The Anticipated Linux Driver Requirements For The Radeon Instinct MI50 / MI60 (Vega 20)
The Radeon Instinct MI60 is a beast with this being the first 7nm GPU/accelerator and its HBM2 memory promising memory bandwidths at 1TB/s, new deep learning instructions, PCIe 4.0 and xGMI/Infinity Fabric Link support, and 7.4 TFLOPS of double precision compute power.
While it looks to be a few months before these Vega 7nm (Vega 20) accelerators begin shipping to customers, here's a look at what we know about the Linux software support for what has already been in the works for many months.
Linux 4.20+ - With the current Linux 4.20 development cycle there is a lot of Vega 20 support code in place for the AMDGPU DRM driver, including for the xGMI interconnect and related bits. It appears Linux 4.20 will be the base requirement for having Radeon Instinct MI50/MI60 support, but that could shift depending upon if any workarounds or other unannounced additions are required. As with most new GPUs though, generally the newer the kernel the better. By the time these 7nm Vega cards hit the stores, Linux 4.21 could be out and will surely have more Vega 20 additions.
Mesa 18.3+ - While these cards are intended as accelerators for deep learning and HPC, should you want the Mesa driver components, the base support landed in Mesa 18.3 that will debut as stable in the weeks ahead. Like the kernel side though, you'll want the newest components for new GPUs and by the time these cards begin shipping will likely be Mesa 19.0.
LLVM 7.0 / 8.0 - LLVM 7.0 has initial Vega 20 bits, but the AMDGPU compiler back-end work has continued working its way upstream. This week there has been additions around the ECC memory, adding the formal product strings, and other additions in what will be released as LLVM 8.0 in early 2019. Generally for best performance, riding LLVM SVN is where it's at.

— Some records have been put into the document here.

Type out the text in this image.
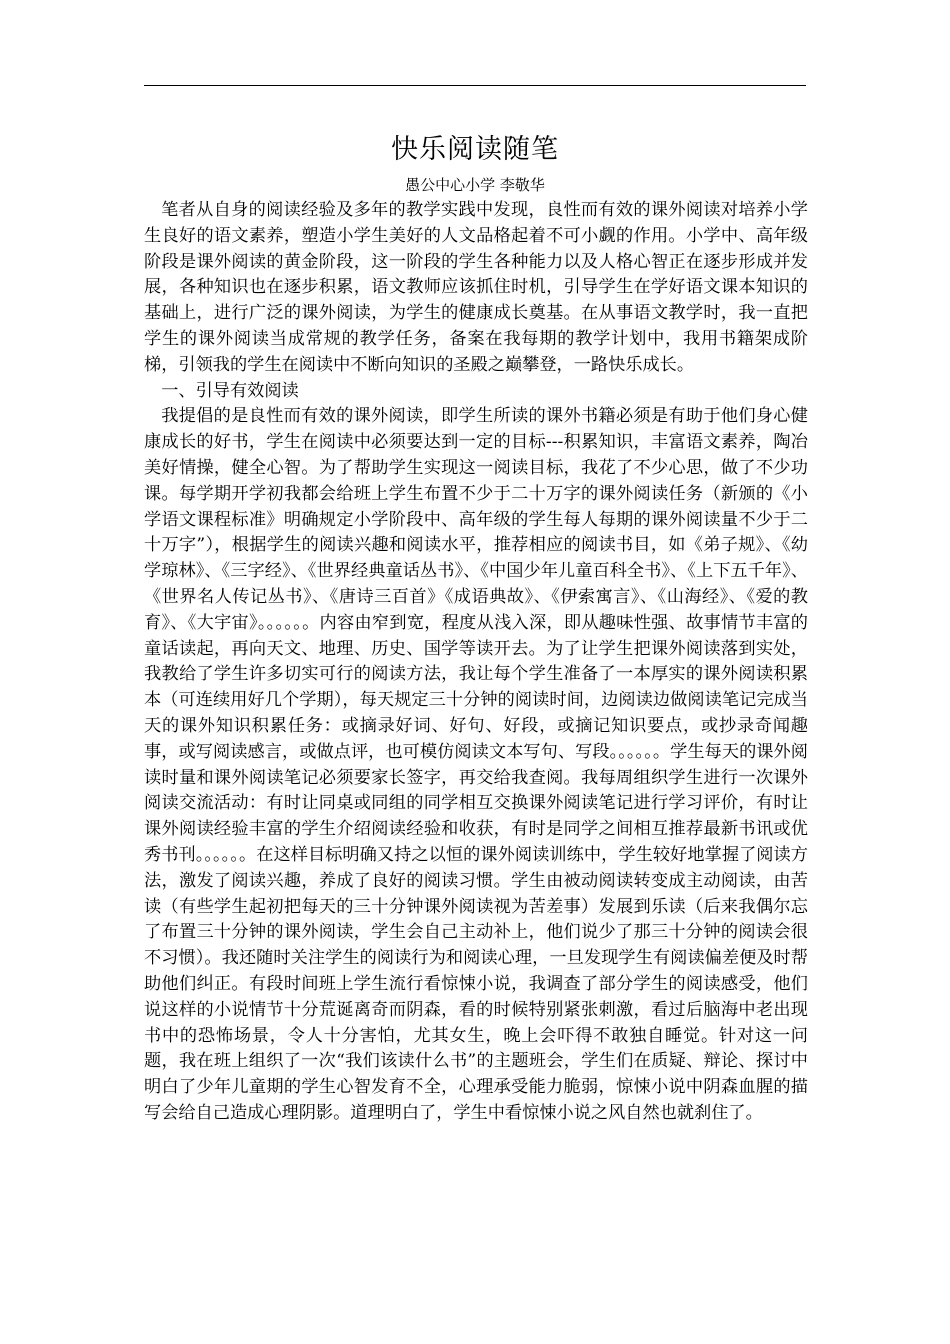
快乐阅读随笔
愚公中心小学 李敬华

笔者从自身的阅读经验及多年的教学实践中发现，良性而有效的课外阅读对培养小学生良好的语文素养，塑造小学生美好的人文品格起着不可小觑的作用。小学中、高年级阶段是课外阅读的黄金阶段，这一阶段的学生各种能力以及人格心智正在逐步形成并发展，各种知识也在逐步积累，语文教师应该抓住时机，引导学生在学好语文课本知识的基础上，进行广泛的课外阅读，为学生的健康成长奠基。在从事语文教学时，我一直把学生的课外阅读当成常规的教学任务，备案在我每期的教学计划中，我用书籍架成阶梯，引领我的学生在阅读中不断向知识的圣殿之巅攀登，一路快乐成长。

一、引导有效阅读

我提倡的是良性而有效的课外阅读，即学生所读的课外书籍必须是有助于他们身心健康成长的好书，学生在阅读中必须要达到一定的目标---积累知识，丰富语文素养，陶冶美好情操，健全心智。为了帮助学生实现这一阅读目标，我花了不少心思，做了不少功课。每学期开学初我都会给班上学生布置不少于二十万字的课外阅读任务（新颁的《小学语文课程标准》明确规定小学阶段中、高年级的学生每人每期的课外阅读量不少于二十万字”），根据学生的阅读兴趣和阅读水平，推荐相应的阅读书目，如《弟子规》、《幼学琼林》、《三字经》、《世界经典童话丛书》、《中国少年儿童百科全书》、《上下五千年》、《世界名人传记丛书》、《唐诗三百首》《成语典故》、《伊索寓言》、《山海经》、《爱的教育》、《大宇宙》。。。。。。内容由窄到宽，程度从浅入深，即从趣味性强、故事情节丰富的童话读起，再向天文、地理、历史、国学等读开去。为了让学生把课外阅读落到实处，我教给了学生许多切实可行的阅读方法，我让每个学生准备了一本厚实的课外阅读积累本（可连续用好几个学期），每天规定三十分钟的阅读时间，边阅读边做阅读笔记完成当天的课外知识积累任务：或摘录好词、好句、好段，或摘记知识要点，或抄录奇闻趣事，或写阅读感言，或做点评，也可模仿阅读文本写句、写段。。。。。。学生每天的课外阅读时量和课外阅读笔记必须要家长签字，再交给我查阅。我每周组织学生进行一次课外阅读交流活动：有时让同桌或同组的同学相互交换课外阅读笔记进行学习评价，有时让课外阅读经验丰富的学生介绍阅读经验和收获，有时是同学之间相互推荐最新书讯或优秀书刊。。。。。。在这样目标明确又持之以恒的课外阅读训练中，学生较好地掌握了阅读方法，激发了阅读兴趣，养成了良好的阅读习惯。学生由被动阅读转变成主动阅读，由苦读（有些学生起初把每天的三十分钟课外阅读视为苦差事）发展到乐读（后来我偶尔忘了布置三十分钟的课外阅读，学生会自己主动补上，他们说少了那三十分钟的阅读会很不习惯）。我还随时关注学生的阅读行为和阅读心理，一旦发现学生有阅读偏差便及时帮助他们纠正。有段时间班上学生流行看惊悚小说，我调查了部分学生的阅读感受，他们说这样的小说情节十分荒诞离奇而阴森，看的时候特别紧张刺激，看过后脑海中老出现书中的恐怖场景，令人十分害怕，尤其女生，晚上会吓得不敢独自睡觉。针对这一问题，我在班上组织了一次“我们该读什么书”的主题班会，学生们在质疑、辩论、探讨中明白了少年儿童期的学生心智发育不全，心理承受能力脆弱，惊悚小说中阴森血腥的描写会给自己造成心理阴影。道理明白了，学生中看惊悚小说之风自然也就刹住了。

ROCm 2.0 - The most important user-space bit for these accelerators is the Radeon Open eCosystem stack. AMD confirmed this week ROCm 2.0 will ship before year's end. I'm quite excited for this next ROCm compute stack update in general and it will certainly be necessary for most MI50/MI60 deployments.
With the DL/HPC focus though, AMD will certainly have out a supported Radeon Software / AMDGPU-PRO release by the time these cards are shipping. This should suit the majority of the workstation users for having a supported driver stack that will work on Ubuntu 18.04 LTS, SUSE Enterprise Linux 15, and Red Hat Enterprise Linux 7 / CentOS 7. AMD also makes the ROCm compute stack easy to deploy on the major Linux distributions plus the fact that it is open-source and now easier to run thanks to the mainline AMDKFD kernel fusion driver support.

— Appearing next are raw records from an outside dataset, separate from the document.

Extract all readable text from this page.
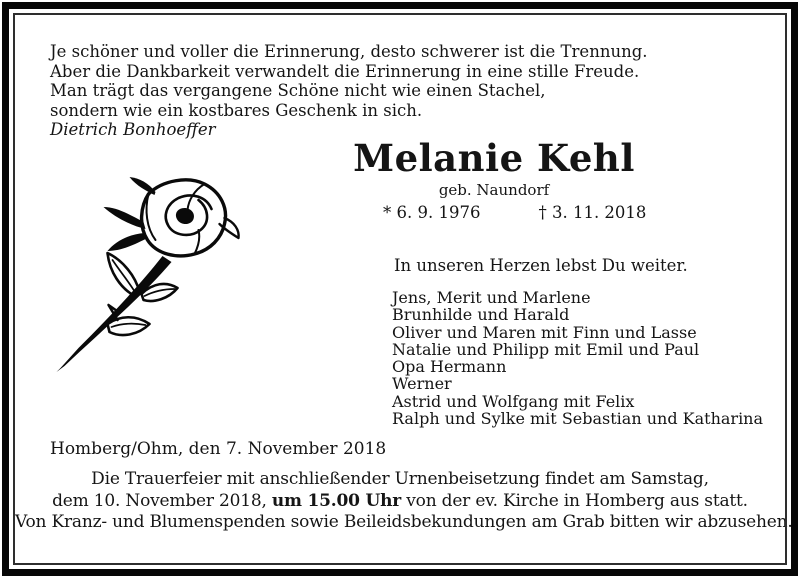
Je schöner und voller die Erinnerung, desto schwerer ist die Trennung.
Aber die Dankbarkeit verwandelt die Erinnerung in eine stille Freude.
Man trägt das vergangene Schöne nicht wie einen Stachel,
sondern wie ein kostbares Geschenk in sich.
Dietrich Bonhoeffer
Melanie Kehl
geb. Naundorf
* 6. 9. 1976	† 3. 11. 2018
In unseren Herzen lebst Du weiter.
Jens, Merit und Marlene
Brunhilde und Harald
Oliver und Maren mit Finn und Lasse
Natalie und Philipp mit Emil und Paul
Opa Hermann
Werner
Astrid und Wolfgang mit Felix
Ralph und Sylke mit Sebastian und Katharina
Homberg/Ohm, den 7. November 2018
Die Trauerfeier mit anschließender Urnenbeisetzung findet am Samstag,
dem 10. November 2018, um 15.00 Uhr von der ev. Kirche in Homberg aus statt.
Von Kranz- und Blumenspenden sowie Beileidsbekundungen am Grab bitten wir abzusehen.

The open-source driver requirements are more pressing at launch for the consumer cards where users are likely running a variety of non-enterprise distributions not supported by the Radeon Software packages and where riding the Mesa/AMDGPU Git packages is often necessary for game workarounds and other OpenGL/Vulkan improvements. But for those curious how the open-source pre-launch support has been shaping up for Vega 20, now you know.
It's great that a majority of the bits at least are now in place months before the hardware is shipping and hopefully it will be that way for Navi in 2019. AMD has managed timely dGPU support now for a while and they are generally improving their punctual open-source support and functionality for launch day with each succeeding launch.